Impact between femur and acetabulum (femoroacetabular impingement) is a frequent cause of hip pain. This disease is the leading cause of hip harness and cartilage damage in young adults. It is also the main indication for hip arthroscopy surgery.
The hip bone structure is composed of the acetabulum and femoral head. In normal hips, the femoral head does not impact (“do not hit”) the acetabulum edge during routine movements or exercises.

What types of femoroacetabular impact?

There are two types of deformities that impact the femoral head against the acetabulum: cam type (cam) and pincer type (“clamping”). Cam-like deformity is characterized by the abnormal contour of the transition between the neck and femoral head. The pincer deformity represents excessive coverage of the femoral head by the acetabulum.

The pincer impact is more frequent in women and the cam type in men. Although IFA deformities are classified into two types, 50 to 75% of patients have a combination of both types (cam and pincer).

What causes cam and pincer deformities?

Most deformities in the femur and acetabulum are believed to be secondary to hip disease in childhood and adolescence. Diseases such as slippage of the proximal femoral epiphysis and Legg-Calvé-Perthes may lead to cam and pincer deformities. In some children these diseases cause no symptoms and will only be recognized in adulthood with the process of arthrosis.

Some research has shown that children and adolescents with high levels of physical activity are at higher risk of developing cam-like deformities. In addition, studies in football players report that about 80% have one or more signs of AFI on radiographs. Evolution in the hip shape of monkeys to man also helps explain cam and pincer deformities. Consolidated (healed) femoral and acetabulum fractures with deformity can result in AFI. There are other causes of impact between the femur and acetabulum, such as benign tumors, hip osteotomies, and hip arthroplasty.

Why does femoroacetabular impingement cause pain?

The acetabular labrum and cartilage are damaged in the IFA. The labrum is richly innervated by pain fibers that are stimulated by impact injury. In addition, cartilage damage can cause pain. In the impact position (usually with the hip flexed), the cam-like deformity compresses the acetabular cartilage and stretches the shoulder.

The pincer deformity also injures the cartilage and the labral bone, but the greatest allusion is in the labial bone, which is compressed between the femur and the acetabular bone at the impact position. This process can cause calabra calcification and increase impact.

Does femoroacetabular impingement cause arthrosis?

New research is published each year showing the relationship between femoroacetabular impact and hip arthrosis. However, there is still no consensus on this topic. Some patients with cam or pincer deformities develop arthrosis and some do not. Thus, there appear to be other factors that also influence the development of arthrosis, for example genetic predisposition.

What are the symptoms caused by femoroacetabular impact?

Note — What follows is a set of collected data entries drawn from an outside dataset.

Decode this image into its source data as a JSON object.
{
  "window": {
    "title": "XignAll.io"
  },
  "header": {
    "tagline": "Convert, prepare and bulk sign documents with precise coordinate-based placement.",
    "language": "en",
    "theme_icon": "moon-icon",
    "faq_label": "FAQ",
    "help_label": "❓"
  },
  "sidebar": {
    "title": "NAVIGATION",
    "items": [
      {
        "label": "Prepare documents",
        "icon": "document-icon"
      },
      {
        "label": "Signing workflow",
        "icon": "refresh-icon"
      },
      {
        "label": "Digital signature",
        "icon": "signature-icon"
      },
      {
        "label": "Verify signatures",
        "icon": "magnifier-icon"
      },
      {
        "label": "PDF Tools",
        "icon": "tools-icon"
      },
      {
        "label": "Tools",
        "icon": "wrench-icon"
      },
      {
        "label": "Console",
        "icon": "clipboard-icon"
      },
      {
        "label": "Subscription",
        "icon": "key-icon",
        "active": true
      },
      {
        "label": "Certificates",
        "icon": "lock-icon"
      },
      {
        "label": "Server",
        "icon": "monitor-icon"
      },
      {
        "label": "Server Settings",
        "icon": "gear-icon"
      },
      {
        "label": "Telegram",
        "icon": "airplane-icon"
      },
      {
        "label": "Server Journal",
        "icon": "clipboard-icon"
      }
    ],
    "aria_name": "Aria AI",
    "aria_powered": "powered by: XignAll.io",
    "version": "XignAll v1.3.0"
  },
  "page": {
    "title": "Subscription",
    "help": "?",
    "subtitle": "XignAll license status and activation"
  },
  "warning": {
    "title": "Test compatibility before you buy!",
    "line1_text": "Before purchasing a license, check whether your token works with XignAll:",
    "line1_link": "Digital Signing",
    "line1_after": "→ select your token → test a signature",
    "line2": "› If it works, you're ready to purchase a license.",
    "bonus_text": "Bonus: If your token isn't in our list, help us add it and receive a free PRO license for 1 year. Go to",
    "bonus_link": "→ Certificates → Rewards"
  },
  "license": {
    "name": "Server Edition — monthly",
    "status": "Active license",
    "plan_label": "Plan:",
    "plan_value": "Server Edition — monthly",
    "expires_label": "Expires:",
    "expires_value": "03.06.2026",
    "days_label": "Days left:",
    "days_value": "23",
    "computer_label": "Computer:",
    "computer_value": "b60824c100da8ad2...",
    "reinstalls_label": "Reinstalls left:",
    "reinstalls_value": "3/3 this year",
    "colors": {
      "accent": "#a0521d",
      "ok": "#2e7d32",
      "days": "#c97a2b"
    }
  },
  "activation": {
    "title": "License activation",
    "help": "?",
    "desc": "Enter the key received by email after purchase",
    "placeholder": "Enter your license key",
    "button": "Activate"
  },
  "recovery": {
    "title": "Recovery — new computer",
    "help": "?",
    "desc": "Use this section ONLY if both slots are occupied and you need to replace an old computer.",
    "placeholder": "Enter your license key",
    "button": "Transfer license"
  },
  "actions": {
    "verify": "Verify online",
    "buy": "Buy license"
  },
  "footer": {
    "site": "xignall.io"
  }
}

Pain is the main complaint, usually greater during physical activities. Some patients have pain in the knee, pubis and sacroiliac joint as a consequence of hip disease. Other complaints include: reduced hip mobility, locking and clicking.

Are complementary exams needed in the diagnosis?

X-ray examinations (radiography) are used to evaluate bone structure and cam and pincer deformities. Computed tomography and magnetic resonance imaging may also be helpful, especially in cases with surgical indication. Other tests may be necessary to rule out differential diagnoses.

However, the most important diagnostic features are history and physical examination. Imaging exams often show cam and pincer deformities in patients with no hip symptoms. Additionally, soft tissue disorders of the hip may be responsible for symptoms such as muscle, tendon, capsular and neurovascular injuries. Therefore, the definition of the cause of pain depends primarily on physical examination and history, followed by joint analysis with imaging exams.


Conservative methods of treating IFA may be tried in the first months. They include medications for pain, physical therapy, and changes in physical activity. However, femoroacetabular impingement is a mechanical disease and most patients do not progress well with treatment without surgery and eventually abandon sports or practice with pain.

The femoroacetabular impact surgeries are divided into two groups:

  • Joint replacement surgeries or hip arthroplasty , indicated in cases of advanced articular cartilage injury;
  • Joint preservation surgeries, osteoplasty and osteotomies, indicated in cases of preserved cartilage or with initial injury;

The shape of the bone structures (morphology) will define the type of surgery to be employed. The vast majority of pincer or cam deformities can be treated by  video arthroscopy , using special materials that allow resection of excessive bone. In cases where the removal of part of the acetabular bone is required, anchors are usually used for reworking the harab. Patients with femoroacetabular impingement often have diseases in other layers of the hip that also need treatment and can make surgery more complex, especially in cases of hip instability. Some complex cases require the use of open techniques such as hip surgical dislocation or acetabular osteotomy surgeries.